Swarm diversity of PBest strategies on F10 (first 100 iterations)

Fig. 5.
figure 5

Average number of violated dimensions on F11 (first 500 iterations)

The two strategies that performed the worst were infinity + zero and infinity + unmodified. All of the particles left the search space and remained out of bounds for the remainder of the search. The average number of violated boundaries was fewer for infinity + zero than for infinity + unmodified (see Fig. 5). Thus, zeroing the velocity component when a particle is out of bounds does improve the particle’s ability to return to the search space to some extent.

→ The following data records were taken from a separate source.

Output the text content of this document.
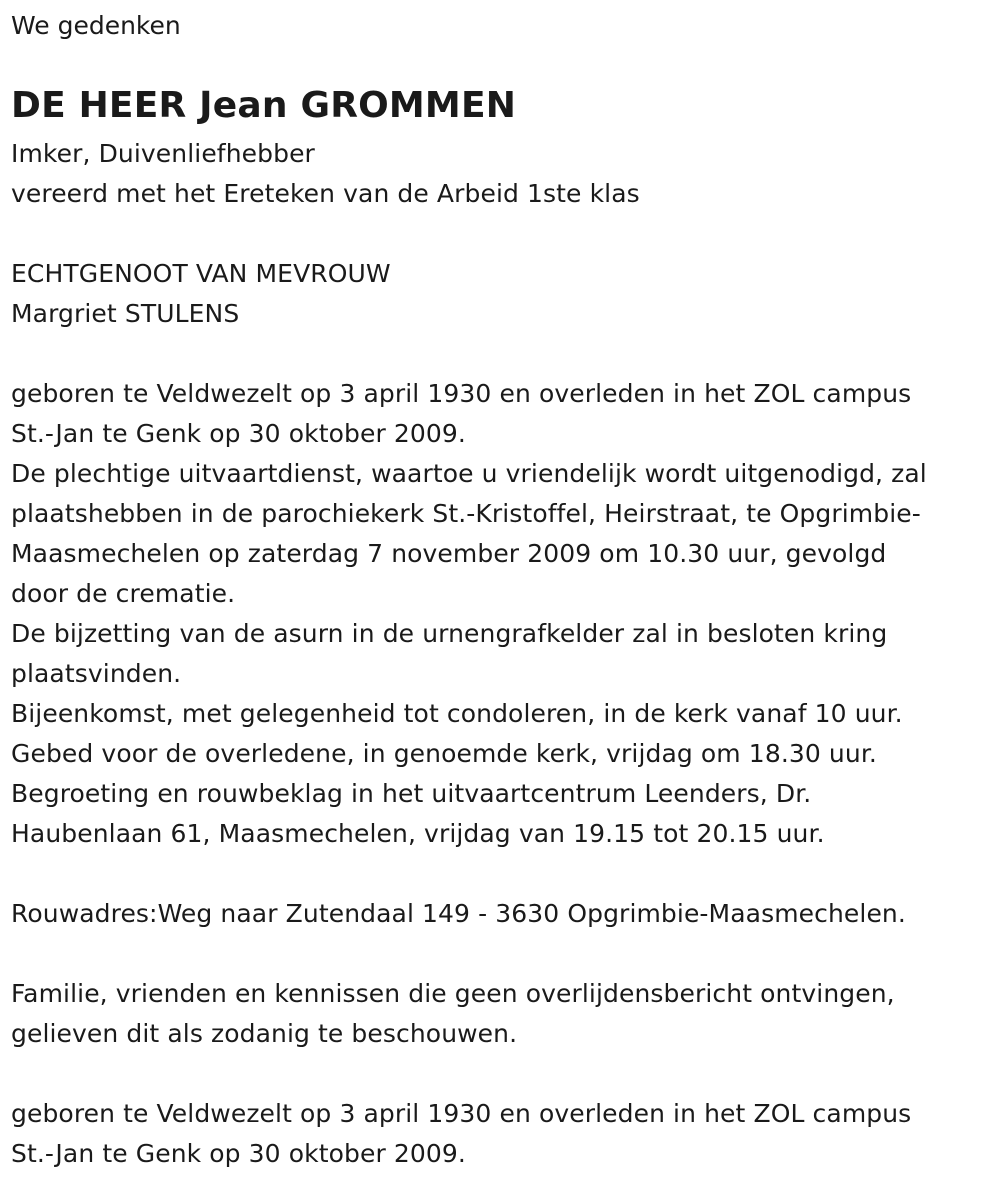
We gedenken
DE HEER Jean GROMMEN
Imker, Duivenliefhebber
vereerd met het Ereteken van de Arbeid 1ste klas
ECHTGENOOT VAN MEVROUW
Margriet STULENS
geboren te Veldwezelt op 3 april 1930 en overleden in het ZOL campus
St.-Jan te Genk op 30 oktober 2009.
De plechtige uitvaartdienst, waartoe u vriendelijk wordt uitgenodigd, zal
plaatshebben in de parochiekerk St.-Kristoffel, Heirstraat, te Opgrimbie-
Maasmechelen op zaterdag 7 november 2009 om 10.30 uur, gevolgd
door de crematie.
De bijzetting van de asurn in de urnengrafkelder zal in besloten kring
plaatsvinden.
Bijeenkomst, met gelegenheid tot condoleren, in de kerk vanaf 10 uur.
Gebed voor de overledene, in genoemde kerk, vrijdag om 18.30 uur.
Begroeting en rouwbeklag in het uitvaartcentrum Leenders, Dr.
Haubenlaan 61, Maasmechelen, vrijdag van 19.15 tot 20.15 uur.
Rouwadres:Weg naar Zutendaal 149 - 3630 Opgrimbie-Maasmechelen.
Familie, vrienden en kennissen die geen overlijdensbericht ontvingen,
gelieven dit als zodanig te beschouwen.
geboren te Veldwezelt op 3 april 1930 en overleden in het ZOL campus
St.-Jan te Genk op 30 oktober 2009.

In all cases where comparison was possible, zeroing the velocity performed better than adjusting or reflection. Damping and random damping performed better than zero. However, damping and random-damping are not applicable for many of the position repair strategies. All three of the best-performing velocity repair strategies reduce the velocity in some manner, thereby reducing the velocity explosion and the consequent roaming behaviour.

5 Conclusion

This paper tested PSO with a variety of boundary constraint handling techniques on high dimensional problems with optima that were distributed uniformly throughout the search space. The best-performing strategy was hyperbolic, which rescales a particle’s velocity so that the particle can never reach the boundary, thereby preventing the velocity explosion and subsequent unwanted roaming. The five best performing strategies were hyperbolic, exp_spread + zero, pBest + zero, absorb + damping and random + zero. Although the difference in performance of these strategies are statistically significant, their performance is highly problem-dependent and their average normalized fitness values were similar. In general, velocity repair strategies such as zero and damping performed better than the other velocity repair strategies. The worst strategies were infinity+zero and infinity+unmodified, which were also the least restrictive.